Le problèmeCette pièce d'1h est apparemment la première pièce de théâtre de François Bégaudeau qu'on connait bien depuis son rôle dans l'adaptation par Laurent Cantet de son roman "Entre les murs". J'ai eu la bonne surprise de retrouver sur scène
Jacques Bonnaffé et
Emmanuelle Devos (elle y était finalement!) entourés de deux jeunes acteurs épatants,
Anaïs Demoustier et
Alexandre Lecroc.
Une seule scène en temps réel. Un salon d'appartement bourgeois. Un cadre autour de ce salon suggérant une sorte d'écran à l'heure de la téléréalité. Une mère vient d'annoncer par lettre à son mari et à ses enfants (la fille n'a pas encore lu cette lettre) qu'elle allait s'en aller pour vivre avec un autre homme. L'intérêt étant qu'elle est alors présente à leurs côtés, pour un dernier repas, afin de recueillir leurs réactions respectives et d'affronter courageusement les conséquences de son choix. Les dialogues s'enchainent avec réalisme et beaucoup de justesse. Fils et père font alliance un premier temps pour la culpabiliser alors que la fille essaie juste de comprendre les motivations de ce choix. C'est l'égocentrisme des mâles blessés dans leur orgueil qui préfèrent se plaindre de leur inconfort plutôt que de vouloir écouter cette femme qui a voulu cherche le bonheur ailleurs, ne se sentant plus heureuse dans un couple dont le désir s'est éteint. Et cette question du bonheur fait d'ailleurs l'objet d'un débat philosophique au milieu de la pièce à travers une conversation téléphonique entre la fille adolescente et une amie de lycée qui doivent rendre une copie sur le thème: "La conscience compromet-elle le bonheur". Débat auquel participent le frère et les parents. Vient le moment de mettre un terme à cette confession et la pièce s'achève par un moment d'émotion lorsque la mère est touchée par "l'humanité" de sa fille qui lui souhaite seulement d'être heureuse. Elle part et les autres préparent le repas...

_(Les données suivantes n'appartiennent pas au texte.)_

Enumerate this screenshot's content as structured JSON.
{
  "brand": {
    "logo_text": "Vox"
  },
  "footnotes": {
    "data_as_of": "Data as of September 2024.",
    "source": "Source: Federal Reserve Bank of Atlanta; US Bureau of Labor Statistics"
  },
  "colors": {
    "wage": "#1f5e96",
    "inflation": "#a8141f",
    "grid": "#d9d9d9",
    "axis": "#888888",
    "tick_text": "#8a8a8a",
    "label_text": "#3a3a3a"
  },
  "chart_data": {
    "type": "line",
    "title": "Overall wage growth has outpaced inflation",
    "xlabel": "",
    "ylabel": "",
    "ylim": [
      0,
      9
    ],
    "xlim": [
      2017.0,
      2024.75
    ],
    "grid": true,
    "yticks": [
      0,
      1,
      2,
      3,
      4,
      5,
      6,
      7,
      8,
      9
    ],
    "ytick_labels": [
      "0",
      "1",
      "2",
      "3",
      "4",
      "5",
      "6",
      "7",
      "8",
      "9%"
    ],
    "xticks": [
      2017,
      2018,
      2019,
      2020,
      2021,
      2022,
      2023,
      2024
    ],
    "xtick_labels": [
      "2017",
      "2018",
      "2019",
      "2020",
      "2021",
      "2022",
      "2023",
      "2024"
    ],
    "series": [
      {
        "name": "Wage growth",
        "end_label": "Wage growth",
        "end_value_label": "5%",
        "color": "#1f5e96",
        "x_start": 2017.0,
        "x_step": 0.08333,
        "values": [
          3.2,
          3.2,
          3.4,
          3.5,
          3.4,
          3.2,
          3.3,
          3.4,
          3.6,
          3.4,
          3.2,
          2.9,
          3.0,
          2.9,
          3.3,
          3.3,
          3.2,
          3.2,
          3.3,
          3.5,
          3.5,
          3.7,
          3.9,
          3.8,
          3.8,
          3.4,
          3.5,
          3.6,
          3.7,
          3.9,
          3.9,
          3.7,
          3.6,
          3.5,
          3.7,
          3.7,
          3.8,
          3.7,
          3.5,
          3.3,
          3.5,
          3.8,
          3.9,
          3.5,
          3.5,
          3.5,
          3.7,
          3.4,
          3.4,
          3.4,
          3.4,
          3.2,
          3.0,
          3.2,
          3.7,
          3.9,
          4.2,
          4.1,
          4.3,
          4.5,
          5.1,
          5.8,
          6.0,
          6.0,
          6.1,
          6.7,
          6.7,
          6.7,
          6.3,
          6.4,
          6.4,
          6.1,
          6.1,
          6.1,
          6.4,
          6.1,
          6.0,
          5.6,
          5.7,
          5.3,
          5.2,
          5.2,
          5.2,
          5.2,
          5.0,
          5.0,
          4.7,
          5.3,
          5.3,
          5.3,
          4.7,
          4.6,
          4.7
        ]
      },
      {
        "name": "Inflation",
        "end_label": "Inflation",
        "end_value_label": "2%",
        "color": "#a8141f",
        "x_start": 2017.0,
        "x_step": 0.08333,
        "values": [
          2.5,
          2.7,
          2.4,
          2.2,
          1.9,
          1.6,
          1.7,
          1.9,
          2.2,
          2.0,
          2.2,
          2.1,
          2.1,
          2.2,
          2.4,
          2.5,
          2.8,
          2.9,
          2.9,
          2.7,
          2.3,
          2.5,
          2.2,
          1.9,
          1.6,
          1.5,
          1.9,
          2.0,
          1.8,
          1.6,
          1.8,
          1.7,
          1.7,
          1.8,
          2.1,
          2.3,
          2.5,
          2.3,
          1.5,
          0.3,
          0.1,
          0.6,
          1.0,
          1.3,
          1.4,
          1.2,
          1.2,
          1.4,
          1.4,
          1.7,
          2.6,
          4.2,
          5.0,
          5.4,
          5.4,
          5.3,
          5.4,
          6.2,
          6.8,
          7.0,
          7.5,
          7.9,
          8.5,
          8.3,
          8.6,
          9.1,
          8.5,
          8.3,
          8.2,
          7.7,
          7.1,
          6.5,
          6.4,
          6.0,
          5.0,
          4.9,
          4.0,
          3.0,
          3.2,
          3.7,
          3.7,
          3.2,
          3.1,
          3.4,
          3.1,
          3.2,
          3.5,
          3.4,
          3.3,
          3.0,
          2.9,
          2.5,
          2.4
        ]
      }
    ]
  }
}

J'ai aimé ce mélange de simplicité anecdotique façon téléréalité et de réflexion philosophique légère qui met à jour le double-lien des échanges, la difficulté à s'écouter vraiment et à s'intéresser à l'autre plus qu'à soi-même, l'impossibilité d'envisager le bonheur de l'autre s'il compromet le sien propre. Les dialogues font mouche et l'interprétation parfaite. Une bonne soirée même si la pièce ne révolutionnera pas nécessairement le genre.